Широкое витринное окно универсама Салливана было украшено большим зеленым рождественским венком с новеньким, упругим красным бантом. Под венком лежали несколько перевязанных ленточкой подарочных упаковок. Зайдя в магазин две недели назад, Сэйди, привлеченная ярко-красной упаковкой, подобрала самую маленькую из коробочек. Подняв ее и потряся, девушка почувствовала, что упаковка легкая как перышко, и через весь магазин закричала мистеру Салливану, интересуясь, что же там внутри. Тот нахмурился, стал что-то бормотать насчет того, что там ничего нет и сделаны они лишь как украшение. Тогда Сэйди перетрясла все сложенные на витрине нарядные коробочки и с грустью обнаружила, что все они и впрямь пустые.

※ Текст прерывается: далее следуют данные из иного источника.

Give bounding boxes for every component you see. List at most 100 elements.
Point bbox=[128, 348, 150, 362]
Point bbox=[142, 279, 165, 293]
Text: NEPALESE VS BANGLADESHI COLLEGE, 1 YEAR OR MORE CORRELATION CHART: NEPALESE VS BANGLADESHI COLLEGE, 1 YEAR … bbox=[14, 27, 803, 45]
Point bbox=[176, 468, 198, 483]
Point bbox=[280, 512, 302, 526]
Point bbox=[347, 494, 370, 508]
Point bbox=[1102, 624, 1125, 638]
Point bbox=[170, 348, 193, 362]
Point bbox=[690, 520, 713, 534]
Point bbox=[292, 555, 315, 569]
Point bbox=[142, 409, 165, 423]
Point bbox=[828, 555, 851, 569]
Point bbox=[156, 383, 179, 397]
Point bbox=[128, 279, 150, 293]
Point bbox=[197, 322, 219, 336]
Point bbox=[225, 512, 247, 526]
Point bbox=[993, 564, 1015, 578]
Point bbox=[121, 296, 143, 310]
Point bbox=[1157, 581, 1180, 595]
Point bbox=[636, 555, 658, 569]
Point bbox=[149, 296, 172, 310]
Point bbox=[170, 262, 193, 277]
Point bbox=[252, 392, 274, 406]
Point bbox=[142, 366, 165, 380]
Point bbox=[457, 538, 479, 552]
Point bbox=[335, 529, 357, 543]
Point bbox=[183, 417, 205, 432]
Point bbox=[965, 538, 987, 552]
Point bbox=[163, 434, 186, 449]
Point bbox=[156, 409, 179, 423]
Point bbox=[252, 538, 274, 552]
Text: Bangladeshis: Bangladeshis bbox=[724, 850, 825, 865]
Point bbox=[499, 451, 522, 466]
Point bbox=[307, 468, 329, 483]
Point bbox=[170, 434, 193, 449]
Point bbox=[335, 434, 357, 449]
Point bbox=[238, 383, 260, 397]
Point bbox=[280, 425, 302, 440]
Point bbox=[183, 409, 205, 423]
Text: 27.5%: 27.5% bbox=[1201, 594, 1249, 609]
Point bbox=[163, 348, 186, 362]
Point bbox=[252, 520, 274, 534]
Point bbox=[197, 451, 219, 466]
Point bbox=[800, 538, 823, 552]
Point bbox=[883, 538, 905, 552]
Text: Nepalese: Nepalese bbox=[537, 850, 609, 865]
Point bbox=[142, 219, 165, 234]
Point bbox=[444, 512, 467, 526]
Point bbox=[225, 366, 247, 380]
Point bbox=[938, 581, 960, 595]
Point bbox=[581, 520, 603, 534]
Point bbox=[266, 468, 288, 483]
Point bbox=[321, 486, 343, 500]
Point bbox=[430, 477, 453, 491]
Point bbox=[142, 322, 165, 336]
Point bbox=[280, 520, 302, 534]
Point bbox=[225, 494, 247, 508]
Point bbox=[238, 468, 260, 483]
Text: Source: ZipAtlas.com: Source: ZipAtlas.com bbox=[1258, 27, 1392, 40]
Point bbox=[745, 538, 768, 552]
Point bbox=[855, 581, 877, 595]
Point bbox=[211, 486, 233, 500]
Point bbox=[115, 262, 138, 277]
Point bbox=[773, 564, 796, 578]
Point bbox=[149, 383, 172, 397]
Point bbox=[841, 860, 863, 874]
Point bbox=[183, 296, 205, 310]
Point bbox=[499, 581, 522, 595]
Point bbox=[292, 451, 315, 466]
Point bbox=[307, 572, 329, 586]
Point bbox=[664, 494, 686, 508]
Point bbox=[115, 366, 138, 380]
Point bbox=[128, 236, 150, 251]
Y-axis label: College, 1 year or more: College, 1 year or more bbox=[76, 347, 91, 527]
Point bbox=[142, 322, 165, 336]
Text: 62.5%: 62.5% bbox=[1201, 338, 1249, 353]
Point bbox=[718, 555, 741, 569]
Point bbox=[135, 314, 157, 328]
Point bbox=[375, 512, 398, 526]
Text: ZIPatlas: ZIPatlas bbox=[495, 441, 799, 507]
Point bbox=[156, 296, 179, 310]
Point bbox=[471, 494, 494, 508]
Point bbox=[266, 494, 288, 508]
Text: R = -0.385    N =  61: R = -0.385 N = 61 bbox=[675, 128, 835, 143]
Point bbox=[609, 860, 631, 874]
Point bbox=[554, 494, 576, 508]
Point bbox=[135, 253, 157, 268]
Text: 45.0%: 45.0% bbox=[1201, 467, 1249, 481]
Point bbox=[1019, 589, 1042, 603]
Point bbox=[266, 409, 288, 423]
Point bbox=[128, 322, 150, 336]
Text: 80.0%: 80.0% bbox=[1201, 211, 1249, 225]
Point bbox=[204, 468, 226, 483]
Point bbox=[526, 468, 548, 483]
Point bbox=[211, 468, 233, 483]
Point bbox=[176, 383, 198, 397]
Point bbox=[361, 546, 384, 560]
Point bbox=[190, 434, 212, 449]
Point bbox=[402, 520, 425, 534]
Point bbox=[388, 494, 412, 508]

– Только помни: ничего не трогать, – предупредил еще раз Джонни. – Мистеру Салливану совсем не нравится, когда ты трясешь коробки одну за другой и орешь на весь магазин, что в них ничего нет.
– Но ведь это сколько времени впустую – просто для вида оборачивать коробки в красивую бумагу!
– Это вовсе не впустую, Сэйди, если пытаешься продать эту самую оберточную бумагу или же как следует настроить людей на рождественские покупки.
Сэйди поглядела на обвязанные ленточками коробки в витрине, решив для себя представить, будто в них лежит какой-нибудь красивый наряд.
– Я ведь ничего не испорчу, если просто посмотрю.
– Глазами смотри – это бесплатно, – усмехнулся Джонни.
– Небось новой миссис Картер господин Салливан позволяет брать в руки у себя в магазине что угодно. – С тех пор как эта женщина приехала в Блюстоун, Сэйди видела ее всего один раз. Тихая и миниатюрная, молодая жена доктора Картера напомнила ей мышь.
– Ты не хуже меня знаешь, что в Вудмонте совершенно другой мир, где живут по своим правилам, – приглушенно, едва не шепотом сказал брат.
– Это же несправедливо.
– При чем тут справедливость? Я просто говорю то, что есть.
Джонни было всего девятнадцать, но выглядел он лет на десять старше. С тех пор как два года назад умер их отец, а старший брат Дэнни отправился на войну, Джонни стал работать на их ферме от рассвета до заката. А в те промежутки времени, когда он не тратил все время и силы на выращивание пшеницы, Джонни подрабатывал на мебельной фабрике в Уэйнсборо. Недели, когда брат отсутствовал, были для Сэйди самыми трудными, поскольку и работа на ферме, и перегонка бражки целиком ложились на нее. Минувшей осенью она почти не показывалась в школе и понимала, что сильно отстала в учебе от своих одноклассников.
«Сухой закон» закончился уже много лет назад, и самый расцвет продаж самогона давно остался позади. Однако находились люди – включая и тех же живущих с шиком Картеров, – которые, однажды распробовав, предпочитали всем другим напиток по томпсоновскому рецепту с ароматом цветков жимолости. Да и, честно говоря, все домашнее, считала Сэйди, всегда вкуснее купленного в магазине.
В этот отрезок года продажи самогона, как правило, возрастали. Однако в нынешнем году декабрь выдался особенно беспокойным. Президент Рузвельт объявил на всю страну по радио о внезапном нападении Японии на Перл-Харбор, и все в их городке, включая и Джонни, уже горели желанием отомстить. Теперь их мать, которая и так переживала из-за Дэнни, совсем лишилась сна и ночами беспокойно мерила шагами их скрипучий деревянный пол. Ей довелось пережить Первую мировую войну, и она не хотела, чтобы в подобных кровопролитиях участвовали двое ее сыновей.